Dear all, I am conducting a simulation of fluid transport nanochannels, an external force needs to be added to generate a stable density gradient in the system, further generating a stable flow.
To maintain isothermal conditions, need to dissipate the energy generated by external forces, the method I referred to in the literature is to “only use thermostat in the fluid part, not in the nanopore atom part”. The heat is dissipated through the collision of the two, and the temperature of the nanopore atom in this case is calculated. I am very confused that If the “fix command” is not used, the nanopore atom should not update the speed (although there is interaction between the fluid and the channel atom). So, shouldn’t the nanopore atom temperature be 0?
Hi @Tifo,
without the paper reference, it is impossible to tell. The extract you show says nothing about what is applied to the atoms of the nanopore but only to the methane atoms going through it. The paper should state how the equations of motion are solved on the nanopore.
The sentence you quote might suggest that the equations of motion for the nanopore are solved without coupling to a thermostat (which would be equivalent to using fix nve command). But this is only a guess from my side. This would require the definition and application of fix nve to a separate group containing only the nanopore atoms.
Another possible way this could be realized in LAMMPS is to use fix nvt throughout and a temperature bias with compute temp/region applied to the reservoir region.
To me it sounds like you aren’t being precise in describing your simulation, which is a huge problem when you are performing a non-standard simulation.

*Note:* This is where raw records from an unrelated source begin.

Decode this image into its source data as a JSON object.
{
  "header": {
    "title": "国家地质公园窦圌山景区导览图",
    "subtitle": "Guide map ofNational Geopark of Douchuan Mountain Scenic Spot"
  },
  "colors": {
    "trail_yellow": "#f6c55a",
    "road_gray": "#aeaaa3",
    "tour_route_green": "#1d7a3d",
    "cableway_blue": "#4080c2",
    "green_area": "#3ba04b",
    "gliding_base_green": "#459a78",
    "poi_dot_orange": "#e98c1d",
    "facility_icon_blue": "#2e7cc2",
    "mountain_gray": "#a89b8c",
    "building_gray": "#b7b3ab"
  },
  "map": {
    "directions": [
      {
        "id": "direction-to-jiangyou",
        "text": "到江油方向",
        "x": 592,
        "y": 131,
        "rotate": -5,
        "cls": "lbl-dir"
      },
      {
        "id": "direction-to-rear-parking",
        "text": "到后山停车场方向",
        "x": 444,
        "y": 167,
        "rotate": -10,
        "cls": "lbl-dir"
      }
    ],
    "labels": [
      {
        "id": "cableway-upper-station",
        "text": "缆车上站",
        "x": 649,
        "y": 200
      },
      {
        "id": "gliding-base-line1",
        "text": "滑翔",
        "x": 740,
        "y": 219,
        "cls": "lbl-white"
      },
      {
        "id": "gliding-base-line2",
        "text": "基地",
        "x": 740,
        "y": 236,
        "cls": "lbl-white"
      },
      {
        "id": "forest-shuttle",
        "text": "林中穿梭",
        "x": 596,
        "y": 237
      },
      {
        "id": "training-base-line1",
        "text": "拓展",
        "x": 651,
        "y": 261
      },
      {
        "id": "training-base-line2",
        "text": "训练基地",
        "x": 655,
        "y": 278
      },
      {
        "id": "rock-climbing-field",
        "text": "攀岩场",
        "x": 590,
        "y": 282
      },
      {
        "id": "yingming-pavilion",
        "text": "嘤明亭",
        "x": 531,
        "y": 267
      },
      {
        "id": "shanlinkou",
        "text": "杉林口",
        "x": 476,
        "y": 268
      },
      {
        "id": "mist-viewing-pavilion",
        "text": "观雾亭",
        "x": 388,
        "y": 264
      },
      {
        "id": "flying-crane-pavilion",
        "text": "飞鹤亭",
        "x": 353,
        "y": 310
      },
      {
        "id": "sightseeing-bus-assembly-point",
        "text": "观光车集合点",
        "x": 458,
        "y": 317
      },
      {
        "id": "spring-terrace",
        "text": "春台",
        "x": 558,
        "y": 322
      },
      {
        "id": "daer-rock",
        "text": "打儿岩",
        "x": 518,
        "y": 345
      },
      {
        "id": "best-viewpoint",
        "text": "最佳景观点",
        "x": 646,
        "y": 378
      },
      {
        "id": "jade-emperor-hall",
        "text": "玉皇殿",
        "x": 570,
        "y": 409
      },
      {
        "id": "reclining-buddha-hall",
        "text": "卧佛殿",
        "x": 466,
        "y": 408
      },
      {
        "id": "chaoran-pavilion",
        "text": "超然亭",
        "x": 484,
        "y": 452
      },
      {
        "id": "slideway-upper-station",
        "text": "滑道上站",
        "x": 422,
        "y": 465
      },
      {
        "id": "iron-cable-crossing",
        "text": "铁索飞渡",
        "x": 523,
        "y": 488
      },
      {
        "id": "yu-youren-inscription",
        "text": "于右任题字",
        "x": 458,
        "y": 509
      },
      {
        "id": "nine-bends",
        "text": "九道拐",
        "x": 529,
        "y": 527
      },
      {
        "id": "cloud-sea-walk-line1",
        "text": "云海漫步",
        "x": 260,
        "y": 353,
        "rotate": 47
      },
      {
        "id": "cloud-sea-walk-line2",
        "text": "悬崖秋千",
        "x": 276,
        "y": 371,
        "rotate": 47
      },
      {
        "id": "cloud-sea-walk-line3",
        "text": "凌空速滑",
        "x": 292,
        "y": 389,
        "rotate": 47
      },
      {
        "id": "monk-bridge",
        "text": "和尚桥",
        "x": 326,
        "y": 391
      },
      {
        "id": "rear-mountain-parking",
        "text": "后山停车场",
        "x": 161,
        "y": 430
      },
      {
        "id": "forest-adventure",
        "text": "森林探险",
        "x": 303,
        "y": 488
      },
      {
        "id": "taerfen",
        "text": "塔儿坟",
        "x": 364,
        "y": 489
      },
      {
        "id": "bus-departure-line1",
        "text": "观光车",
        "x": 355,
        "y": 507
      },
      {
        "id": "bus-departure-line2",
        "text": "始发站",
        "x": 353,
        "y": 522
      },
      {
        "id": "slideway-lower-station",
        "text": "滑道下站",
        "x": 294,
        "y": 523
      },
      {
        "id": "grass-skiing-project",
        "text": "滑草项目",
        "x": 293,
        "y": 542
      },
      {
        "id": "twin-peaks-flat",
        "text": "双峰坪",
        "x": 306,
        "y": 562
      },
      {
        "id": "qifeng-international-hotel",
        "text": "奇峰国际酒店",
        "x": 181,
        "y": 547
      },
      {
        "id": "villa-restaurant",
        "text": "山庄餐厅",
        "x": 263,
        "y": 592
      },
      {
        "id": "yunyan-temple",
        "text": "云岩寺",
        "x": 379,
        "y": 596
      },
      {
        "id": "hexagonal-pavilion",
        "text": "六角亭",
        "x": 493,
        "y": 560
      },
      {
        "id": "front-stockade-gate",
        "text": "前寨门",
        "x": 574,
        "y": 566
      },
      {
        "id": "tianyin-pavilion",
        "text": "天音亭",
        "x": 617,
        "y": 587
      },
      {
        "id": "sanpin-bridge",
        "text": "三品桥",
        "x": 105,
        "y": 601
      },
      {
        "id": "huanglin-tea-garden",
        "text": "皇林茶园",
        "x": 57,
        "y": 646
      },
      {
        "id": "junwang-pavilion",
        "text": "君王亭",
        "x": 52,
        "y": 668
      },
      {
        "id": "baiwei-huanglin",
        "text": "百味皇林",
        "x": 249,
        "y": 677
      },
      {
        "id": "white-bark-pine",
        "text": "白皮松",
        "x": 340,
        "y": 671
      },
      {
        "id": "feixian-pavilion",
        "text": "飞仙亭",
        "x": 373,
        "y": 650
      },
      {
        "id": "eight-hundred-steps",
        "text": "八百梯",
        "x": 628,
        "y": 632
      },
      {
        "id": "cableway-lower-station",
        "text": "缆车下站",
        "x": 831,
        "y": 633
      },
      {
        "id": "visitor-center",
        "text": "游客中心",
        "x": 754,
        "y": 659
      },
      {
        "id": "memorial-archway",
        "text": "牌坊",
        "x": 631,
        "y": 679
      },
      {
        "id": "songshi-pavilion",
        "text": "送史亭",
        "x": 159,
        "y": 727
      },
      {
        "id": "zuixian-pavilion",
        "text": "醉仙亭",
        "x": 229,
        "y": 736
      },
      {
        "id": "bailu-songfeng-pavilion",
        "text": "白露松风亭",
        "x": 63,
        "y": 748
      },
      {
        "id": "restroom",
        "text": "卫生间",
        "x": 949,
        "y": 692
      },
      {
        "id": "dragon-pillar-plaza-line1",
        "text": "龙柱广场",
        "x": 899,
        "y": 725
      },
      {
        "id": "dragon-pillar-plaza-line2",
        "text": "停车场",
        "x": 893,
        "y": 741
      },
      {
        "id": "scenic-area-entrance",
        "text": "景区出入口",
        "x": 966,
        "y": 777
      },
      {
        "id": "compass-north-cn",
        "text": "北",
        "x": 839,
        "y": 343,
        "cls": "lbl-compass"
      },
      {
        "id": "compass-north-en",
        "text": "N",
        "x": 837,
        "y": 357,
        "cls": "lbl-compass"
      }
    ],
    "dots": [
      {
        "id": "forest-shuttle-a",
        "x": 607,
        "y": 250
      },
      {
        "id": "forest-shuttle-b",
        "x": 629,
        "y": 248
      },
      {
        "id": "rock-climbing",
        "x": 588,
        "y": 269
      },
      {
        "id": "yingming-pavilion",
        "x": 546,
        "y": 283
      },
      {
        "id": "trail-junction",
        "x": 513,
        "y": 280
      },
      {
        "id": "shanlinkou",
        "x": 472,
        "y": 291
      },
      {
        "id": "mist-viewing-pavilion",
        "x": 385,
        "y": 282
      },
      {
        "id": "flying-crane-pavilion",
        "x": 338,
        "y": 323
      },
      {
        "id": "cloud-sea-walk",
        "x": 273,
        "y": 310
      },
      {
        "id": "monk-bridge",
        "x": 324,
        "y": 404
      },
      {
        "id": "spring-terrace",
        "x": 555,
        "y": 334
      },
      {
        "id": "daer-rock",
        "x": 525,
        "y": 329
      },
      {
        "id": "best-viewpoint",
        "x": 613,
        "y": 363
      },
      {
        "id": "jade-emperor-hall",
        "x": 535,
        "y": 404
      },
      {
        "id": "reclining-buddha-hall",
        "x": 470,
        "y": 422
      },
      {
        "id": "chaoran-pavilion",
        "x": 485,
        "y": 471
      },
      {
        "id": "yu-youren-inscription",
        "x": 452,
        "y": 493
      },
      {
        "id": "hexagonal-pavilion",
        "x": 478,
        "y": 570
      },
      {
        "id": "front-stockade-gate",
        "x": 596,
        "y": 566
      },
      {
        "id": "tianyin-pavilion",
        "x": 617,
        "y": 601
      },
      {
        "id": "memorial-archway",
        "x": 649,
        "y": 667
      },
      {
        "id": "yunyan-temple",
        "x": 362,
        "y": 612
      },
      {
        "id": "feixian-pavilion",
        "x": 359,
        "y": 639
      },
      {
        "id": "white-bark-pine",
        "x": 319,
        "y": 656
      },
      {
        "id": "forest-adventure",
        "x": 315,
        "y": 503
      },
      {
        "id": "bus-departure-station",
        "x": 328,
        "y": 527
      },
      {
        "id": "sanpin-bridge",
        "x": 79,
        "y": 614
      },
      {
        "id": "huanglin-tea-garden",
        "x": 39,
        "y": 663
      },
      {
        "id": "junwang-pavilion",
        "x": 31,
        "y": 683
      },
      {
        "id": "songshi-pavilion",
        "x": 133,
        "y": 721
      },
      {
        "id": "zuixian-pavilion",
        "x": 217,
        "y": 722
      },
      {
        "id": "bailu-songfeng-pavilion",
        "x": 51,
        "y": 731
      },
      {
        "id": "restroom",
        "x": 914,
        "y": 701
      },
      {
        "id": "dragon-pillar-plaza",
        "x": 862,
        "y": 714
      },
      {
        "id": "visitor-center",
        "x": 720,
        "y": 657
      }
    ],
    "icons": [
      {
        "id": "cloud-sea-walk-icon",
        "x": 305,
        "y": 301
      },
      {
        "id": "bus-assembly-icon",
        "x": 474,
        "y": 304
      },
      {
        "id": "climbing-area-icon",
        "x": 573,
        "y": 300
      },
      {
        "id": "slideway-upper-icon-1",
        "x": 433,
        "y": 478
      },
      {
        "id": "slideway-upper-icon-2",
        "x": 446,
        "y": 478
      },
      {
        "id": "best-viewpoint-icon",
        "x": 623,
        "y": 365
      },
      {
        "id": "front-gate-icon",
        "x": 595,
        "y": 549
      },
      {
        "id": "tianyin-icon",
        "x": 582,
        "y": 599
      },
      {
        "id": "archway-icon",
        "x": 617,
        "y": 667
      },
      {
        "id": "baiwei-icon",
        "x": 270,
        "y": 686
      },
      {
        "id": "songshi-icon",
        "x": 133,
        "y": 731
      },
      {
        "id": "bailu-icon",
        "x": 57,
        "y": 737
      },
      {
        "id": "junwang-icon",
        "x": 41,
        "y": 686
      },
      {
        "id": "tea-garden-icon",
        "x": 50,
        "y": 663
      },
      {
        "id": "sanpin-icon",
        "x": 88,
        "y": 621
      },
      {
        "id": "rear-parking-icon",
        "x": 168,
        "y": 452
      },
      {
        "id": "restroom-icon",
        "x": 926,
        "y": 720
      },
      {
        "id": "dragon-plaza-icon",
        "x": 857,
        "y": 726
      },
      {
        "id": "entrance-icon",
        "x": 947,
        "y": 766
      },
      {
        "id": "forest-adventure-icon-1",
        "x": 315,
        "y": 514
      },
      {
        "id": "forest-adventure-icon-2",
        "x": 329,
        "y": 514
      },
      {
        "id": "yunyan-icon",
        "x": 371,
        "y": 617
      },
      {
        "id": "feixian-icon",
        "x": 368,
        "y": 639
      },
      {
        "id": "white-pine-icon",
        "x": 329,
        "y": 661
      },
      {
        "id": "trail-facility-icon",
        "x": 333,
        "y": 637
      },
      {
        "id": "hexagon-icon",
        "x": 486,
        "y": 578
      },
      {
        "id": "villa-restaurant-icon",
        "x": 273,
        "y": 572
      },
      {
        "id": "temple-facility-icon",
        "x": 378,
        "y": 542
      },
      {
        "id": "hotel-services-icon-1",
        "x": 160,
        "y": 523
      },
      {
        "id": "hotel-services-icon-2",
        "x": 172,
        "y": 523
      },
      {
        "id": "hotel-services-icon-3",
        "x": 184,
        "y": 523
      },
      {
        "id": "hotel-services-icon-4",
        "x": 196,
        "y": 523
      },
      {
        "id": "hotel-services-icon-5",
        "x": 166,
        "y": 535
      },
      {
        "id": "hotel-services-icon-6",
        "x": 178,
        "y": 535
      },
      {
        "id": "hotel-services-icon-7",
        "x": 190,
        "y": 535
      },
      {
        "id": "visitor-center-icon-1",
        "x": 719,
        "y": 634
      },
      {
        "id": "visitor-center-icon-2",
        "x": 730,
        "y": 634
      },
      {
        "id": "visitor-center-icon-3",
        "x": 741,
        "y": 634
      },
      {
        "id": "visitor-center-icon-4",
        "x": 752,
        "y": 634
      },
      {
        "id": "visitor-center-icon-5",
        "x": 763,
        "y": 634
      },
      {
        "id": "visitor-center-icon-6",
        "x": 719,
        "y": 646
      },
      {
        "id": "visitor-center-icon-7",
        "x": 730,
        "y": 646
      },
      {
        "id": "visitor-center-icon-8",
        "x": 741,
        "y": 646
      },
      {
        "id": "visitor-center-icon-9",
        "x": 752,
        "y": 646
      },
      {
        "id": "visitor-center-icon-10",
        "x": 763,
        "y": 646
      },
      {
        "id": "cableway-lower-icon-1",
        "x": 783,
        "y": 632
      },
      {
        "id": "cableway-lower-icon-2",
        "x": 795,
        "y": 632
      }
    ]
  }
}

Collisions transfer heat and equalize the temperatures of two interacting components. The thermostat acting on one component dissipates generated heat.
And one last comment: if there is net flow throughout the system, your thermostat needs to remove that component of kinetic energy to calculate the temperature correctly for the methane gas. temp/com might do it, but you’ll have to verify.
Thanks for everyone’s reply, the paper I referenced has been attached. Corresponding to “scheme 6”, in the temperature graph on the right, both the fluid and nanopore atoms have temperatures, while the nanopore atoms do not use the “fix command”. I am confused about this, at least in my opinion, the article did not mention the use of additional ensembles for nanopore atoms in scheme 6, such as “nve”. In my understanding, in this case, if the nanopore atoms do not have an initial velocity, even if there is interaction with fluid atoms, there should be no temperature
2017_A non-equilibrium molecular dynamics study of methane transport in clay nano-pores_Guan Qin.pdf (1.9 MB)
The documentation of fix nve states that it performs velocity Verlet integration. If you search the paper for “velocity Verlet” you will see how fix nve is to be used.